Other high risk trade occupations include those who are employed as heating and ventilating engineers, tilers, plasterers, glazers, roofers, insulation installers, general maintenance and refurbishment, ground clearance, removals and demolition.

As a result, in 2008 the HSE created an asbestos awareness campaign called ‘Hidden Killer’, which was designed to instruct and remind workers who are most likely to come into daily contact with the  ‘low level’ risk but still potentially dangerous material. However, in Autumn 2010, government cuts of 35 per cent to funding halted the launch of a third campaign, which was expected to also affect safety inspections in many vulnerable areas, such as in schools and hospitals.

Since that time, there have been continual reports of contractors failing to recognise or mishandling asbestos material on building / demolition sites or illegal flytipping of the deadly material due to not following the Control of Asbestos Regulations 2006.

Despite HSE stating at the time that “there is no intention to run the Hidden Killer campaign again.”, a decision has just been taken to restart the vital programme in 2012. A campaign website will also provide vital information, including a factual quiz and images showing the exact and different forms of asbestos containing materials (ACMs) and how to identify asbestos likely to be encountered on-site.

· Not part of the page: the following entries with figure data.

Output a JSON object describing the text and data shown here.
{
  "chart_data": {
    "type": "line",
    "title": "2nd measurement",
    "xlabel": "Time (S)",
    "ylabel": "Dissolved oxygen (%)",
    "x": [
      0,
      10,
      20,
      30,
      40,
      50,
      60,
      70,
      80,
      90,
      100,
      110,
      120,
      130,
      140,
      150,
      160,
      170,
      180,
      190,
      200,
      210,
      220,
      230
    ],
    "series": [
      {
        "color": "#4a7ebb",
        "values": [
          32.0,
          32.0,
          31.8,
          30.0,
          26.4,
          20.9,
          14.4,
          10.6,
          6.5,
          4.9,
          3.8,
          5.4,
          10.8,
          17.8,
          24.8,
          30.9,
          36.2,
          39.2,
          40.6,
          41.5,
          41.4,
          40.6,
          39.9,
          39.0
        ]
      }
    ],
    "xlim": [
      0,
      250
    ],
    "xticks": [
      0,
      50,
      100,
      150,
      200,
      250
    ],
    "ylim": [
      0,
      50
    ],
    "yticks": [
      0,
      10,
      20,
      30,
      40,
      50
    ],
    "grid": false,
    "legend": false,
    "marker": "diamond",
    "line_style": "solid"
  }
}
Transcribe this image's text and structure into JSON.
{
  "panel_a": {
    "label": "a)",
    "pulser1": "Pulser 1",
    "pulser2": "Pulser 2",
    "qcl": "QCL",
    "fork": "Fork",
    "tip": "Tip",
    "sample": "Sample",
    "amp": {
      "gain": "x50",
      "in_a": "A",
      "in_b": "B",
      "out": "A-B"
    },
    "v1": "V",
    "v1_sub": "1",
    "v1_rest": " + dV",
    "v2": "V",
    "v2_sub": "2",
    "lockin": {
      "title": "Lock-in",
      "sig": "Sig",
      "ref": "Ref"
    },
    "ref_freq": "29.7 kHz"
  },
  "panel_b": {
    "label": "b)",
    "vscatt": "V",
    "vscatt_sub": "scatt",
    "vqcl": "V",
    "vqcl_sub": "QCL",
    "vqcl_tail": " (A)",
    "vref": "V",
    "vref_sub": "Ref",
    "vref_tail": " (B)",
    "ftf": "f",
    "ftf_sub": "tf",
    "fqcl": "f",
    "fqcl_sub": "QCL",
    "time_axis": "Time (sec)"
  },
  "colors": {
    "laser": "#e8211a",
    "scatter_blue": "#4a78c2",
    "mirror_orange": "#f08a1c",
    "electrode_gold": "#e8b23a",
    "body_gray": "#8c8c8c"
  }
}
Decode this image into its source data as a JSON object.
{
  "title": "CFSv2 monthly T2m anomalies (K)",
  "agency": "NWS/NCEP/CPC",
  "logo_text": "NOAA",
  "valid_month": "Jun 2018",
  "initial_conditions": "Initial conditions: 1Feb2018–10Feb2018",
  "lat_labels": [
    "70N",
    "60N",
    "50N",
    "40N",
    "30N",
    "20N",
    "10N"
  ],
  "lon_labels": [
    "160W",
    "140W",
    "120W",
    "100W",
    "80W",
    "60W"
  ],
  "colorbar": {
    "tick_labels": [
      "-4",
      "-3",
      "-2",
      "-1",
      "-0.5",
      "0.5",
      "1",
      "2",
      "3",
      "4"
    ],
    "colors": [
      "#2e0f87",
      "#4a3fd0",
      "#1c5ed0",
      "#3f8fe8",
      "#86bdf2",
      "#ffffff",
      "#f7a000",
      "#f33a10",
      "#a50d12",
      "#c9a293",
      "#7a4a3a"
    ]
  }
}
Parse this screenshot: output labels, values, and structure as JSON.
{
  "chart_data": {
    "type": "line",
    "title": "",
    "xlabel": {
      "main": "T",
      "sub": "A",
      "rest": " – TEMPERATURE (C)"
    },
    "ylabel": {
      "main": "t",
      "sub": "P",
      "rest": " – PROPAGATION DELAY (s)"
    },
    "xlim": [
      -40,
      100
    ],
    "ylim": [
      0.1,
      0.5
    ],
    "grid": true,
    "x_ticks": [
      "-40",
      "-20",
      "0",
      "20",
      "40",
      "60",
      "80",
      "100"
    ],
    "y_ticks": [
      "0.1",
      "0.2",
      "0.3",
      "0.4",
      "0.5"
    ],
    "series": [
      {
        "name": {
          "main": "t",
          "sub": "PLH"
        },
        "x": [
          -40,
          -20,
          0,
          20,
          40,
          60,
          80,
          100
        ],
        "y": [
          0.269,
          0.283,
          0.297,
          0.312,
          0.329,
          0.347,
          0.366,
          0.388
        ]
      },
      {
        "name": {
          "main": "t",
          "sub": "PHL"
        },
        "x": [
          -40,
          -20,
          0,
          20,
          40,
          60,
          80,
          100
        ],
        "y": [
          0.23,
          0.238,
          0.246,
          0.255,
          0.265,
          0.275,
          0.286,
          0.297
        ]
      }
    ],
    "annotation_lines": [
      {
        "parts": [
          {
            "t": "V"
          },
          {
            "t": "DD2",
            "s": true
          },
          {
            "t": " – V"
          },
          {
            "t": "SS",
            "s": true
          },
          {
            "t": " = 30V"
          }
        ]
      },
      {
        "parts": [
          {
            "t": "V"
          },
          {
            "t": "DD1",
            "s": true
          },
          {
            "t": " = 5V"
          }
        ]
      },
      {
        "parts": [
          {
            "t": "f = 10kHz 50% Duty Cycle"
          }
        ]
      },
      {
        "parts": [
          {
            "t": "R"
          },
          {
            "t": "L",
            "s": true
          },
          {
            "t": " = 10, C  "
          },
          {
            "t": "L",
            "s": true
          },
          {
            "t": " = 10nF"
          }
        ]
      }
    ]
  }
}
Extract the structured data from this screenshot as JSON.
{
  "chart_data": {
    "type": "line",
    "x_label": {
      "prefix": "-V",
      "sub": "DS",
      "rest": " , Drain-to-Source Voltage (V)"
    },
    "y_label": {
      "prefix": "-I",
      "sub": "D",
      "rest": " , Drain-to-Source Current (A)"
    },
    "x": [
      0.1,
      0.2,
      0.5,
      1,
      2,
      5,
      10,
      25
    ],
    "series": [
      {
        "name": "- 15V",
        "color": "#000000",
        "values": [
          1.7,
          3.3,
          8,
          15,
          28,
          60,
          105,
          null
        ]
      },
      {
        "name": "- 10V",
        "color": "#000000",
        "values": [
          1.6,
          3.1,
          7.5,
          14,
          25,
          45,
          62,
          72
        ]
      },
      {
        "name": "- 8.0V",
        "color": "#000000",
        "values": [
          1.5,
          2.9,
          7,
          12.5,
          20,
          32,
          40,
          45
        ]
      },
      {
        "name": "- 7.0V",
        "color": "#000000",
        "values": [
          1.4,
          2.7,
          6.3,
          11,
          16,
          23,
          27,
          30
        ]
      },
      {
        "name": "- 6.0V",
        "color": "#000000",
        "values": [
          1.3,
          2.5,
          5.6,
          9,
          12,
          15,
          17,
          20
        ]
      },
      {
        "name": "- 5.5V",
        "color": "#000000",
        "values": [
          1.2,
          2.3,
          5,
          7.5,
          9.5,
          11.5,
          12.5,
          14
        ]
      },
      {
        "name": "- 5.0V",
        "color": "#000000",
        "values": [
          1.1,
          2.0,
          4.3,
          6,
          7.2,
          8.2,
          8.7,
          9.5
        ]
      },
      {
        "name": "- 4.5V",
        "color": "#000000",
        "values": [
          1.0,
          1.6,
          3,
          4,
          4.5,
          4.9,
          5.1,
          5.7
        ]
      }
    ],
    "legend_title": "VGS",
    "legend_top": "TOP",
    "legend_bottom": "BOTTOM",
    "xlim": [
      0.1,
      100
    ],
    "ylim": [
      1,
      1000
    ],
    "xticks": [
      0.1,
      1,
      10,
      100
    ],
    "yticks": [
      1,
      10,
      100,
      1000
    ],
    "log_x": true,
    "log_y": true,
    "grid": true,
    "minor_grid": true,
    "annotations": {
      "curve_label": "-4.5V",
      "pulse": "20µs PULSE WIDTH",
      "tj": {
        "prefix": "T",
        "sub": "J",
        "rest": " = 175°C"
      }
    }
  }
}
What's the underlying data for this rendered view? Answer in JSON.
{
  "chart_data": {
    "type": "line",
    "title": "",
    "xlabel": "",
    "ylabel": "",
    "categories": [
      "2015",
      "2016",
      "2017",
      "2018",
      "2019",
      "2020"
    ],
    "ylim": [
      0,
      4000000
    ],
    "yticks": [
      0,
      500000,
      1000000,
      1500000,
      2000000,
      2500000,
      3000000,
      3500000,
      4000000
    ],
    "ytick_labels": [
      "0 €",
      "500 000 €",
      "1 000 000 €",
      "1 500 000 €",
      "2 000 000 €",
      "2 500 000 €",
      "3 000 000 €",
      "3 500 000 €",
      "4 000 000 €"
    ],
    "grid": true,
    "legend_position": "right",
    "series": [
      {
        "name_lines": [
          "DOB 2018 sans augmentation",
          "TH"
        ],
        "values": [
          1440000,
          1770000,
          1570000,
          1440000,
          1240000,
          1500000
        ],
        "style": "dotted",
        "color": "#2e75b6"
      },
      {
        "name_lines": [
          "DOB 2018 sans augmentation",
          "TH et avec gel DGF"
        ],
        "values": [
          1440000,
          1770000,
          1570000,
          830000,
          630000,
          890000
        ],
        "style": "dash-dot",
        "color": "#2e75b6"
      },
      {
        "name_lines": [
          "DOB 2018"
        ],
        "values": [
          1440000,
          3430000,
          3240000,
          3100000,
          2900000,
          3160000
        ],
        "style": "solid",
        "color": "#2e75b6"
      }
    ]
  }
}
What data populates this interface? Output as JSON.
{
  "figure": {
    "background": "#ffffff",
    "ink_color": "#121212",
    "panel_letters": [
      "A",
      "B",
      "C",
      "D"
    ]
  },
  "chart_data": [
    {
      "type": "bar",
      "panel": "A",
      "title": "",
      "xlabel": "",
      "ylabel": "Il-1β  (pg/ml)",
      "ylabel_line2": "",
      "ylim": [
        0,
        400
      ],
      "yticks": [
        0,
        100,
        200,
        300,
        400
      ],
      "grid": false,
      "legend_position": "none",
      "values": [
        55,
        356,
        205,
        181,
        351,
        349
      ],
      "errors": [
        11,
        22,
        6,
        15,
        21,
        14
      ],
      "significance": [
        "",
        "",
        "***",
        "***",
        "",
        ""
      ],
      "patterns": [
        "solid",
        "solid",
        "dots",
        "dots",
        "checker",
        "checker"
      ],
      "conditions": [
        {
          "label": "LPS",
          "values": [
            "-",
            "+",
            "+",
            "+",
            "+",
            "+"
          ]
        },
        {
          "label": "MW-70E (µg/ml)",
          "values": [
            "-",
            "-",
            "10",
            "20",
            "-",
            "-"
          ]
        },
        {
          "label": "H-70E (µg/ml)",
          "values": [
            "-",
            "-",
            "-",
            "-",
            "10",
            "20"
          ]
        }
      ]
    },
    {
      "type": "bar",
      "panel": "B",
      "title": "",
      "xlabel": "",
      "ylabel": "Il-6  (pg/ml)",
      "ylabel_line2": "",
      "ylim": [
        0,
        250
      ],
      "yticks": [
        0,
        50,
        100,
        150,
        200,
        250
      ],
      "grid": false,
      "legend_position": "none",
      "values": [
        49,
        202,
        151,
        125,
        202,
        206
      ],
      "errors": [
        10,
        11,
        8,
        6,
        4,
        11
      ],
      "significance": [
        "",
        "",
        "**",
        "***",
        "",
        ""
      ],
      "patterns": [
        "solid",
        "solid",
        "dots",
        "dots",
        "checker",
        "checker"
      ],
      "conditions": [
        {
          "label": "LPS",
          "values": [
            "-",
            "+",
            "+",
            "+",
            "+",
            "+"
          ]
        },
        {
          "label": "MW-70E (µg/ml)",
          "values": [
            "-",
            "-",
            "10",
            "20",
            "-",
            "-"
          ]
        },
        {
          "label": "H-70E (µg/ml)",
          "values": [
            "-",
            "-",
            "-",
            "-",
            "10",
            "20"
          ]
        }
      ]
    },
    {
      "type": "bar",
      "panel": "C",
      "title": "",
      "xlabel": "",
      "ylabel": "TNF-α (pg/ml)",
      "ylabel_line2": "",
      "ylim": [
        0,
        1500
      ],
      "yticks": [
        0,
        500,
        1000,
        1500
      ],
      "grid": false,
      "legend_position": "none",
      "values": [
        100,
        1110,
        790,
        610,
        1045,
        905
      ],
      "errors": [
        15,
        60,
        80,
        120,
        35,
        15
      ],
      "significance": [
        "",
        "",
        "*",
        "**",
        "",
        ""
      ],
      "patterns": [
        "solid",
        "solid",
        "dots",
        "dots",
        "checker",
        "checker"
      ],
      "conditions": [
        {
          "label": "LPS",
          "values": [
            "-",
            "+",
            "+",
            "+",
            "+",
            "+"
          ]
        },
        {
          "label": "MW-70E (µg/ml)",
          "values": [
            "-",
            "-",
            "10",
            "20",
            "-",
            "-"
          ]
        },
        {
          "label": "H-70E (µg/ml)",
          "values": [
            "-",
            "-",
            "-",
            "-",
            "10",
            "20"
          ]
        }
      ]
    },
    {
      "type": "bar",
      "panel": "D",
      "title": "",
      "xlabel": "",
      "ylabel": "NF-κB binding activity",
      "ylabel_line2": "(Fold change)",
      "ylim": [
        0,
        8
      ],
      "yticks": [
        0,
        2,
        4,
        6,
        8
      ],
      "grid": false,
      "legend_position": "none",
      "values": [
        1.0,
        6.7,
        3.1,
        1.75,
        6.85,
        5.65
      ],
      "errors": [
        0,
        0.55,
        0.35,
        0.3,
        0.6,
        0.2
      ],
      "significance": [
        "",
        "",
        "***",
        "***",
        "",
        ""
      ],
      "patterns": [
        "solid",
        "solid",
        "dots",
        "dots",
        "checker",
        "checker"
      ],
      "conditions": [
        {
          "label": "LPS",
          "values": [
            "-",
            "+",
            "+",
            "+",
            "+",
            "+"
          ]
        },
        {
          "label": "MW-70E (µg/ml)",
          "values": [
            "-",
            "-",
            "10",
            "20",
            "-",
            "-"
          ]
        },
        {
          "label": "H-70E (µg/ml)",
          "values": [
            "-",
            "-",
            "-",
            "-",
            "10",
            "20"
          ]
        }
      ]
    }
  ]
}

Throughout most of the twentieth century and up until legislation started to be introduced from the mid 1970s onwards, asbestos fibre material was used as an inexpensive insulation and fire retardant in a variety of building products, including wall board, ceiling and floor tiles, textured surface coatings, cement roofing sheets, sprayed insulation, pipe lagging, adhesive, fillers and packing.

However, chrysotile white asbestos, thought less hazardous, continued to be used in construction of domestic and commercial properties until a final ban was introduced in 1998.

Even though chrysotile white asbestos is considered as a low risk material if left undisturbed and securely encapsulated, it is still classified as a Class 1 carcinogen. Handling can release fibre dust into the surrounding atmosphere and once breathed in, the fibres remain embedded within the linings of the lungs or stomach.

A long gestation period of between 15 to 50 years often elapses from first exposure to subsequent appearance of asbestosis symptoms. Inevitably, the mesothelioma would have spread to an advanced stage and a patient’s survival rate is likely to be no more than 4 to 12 months.

According to the HSE, the number of mesothelioma deaths in 2008 was 2,249, an increase of 3 per cent on 2007.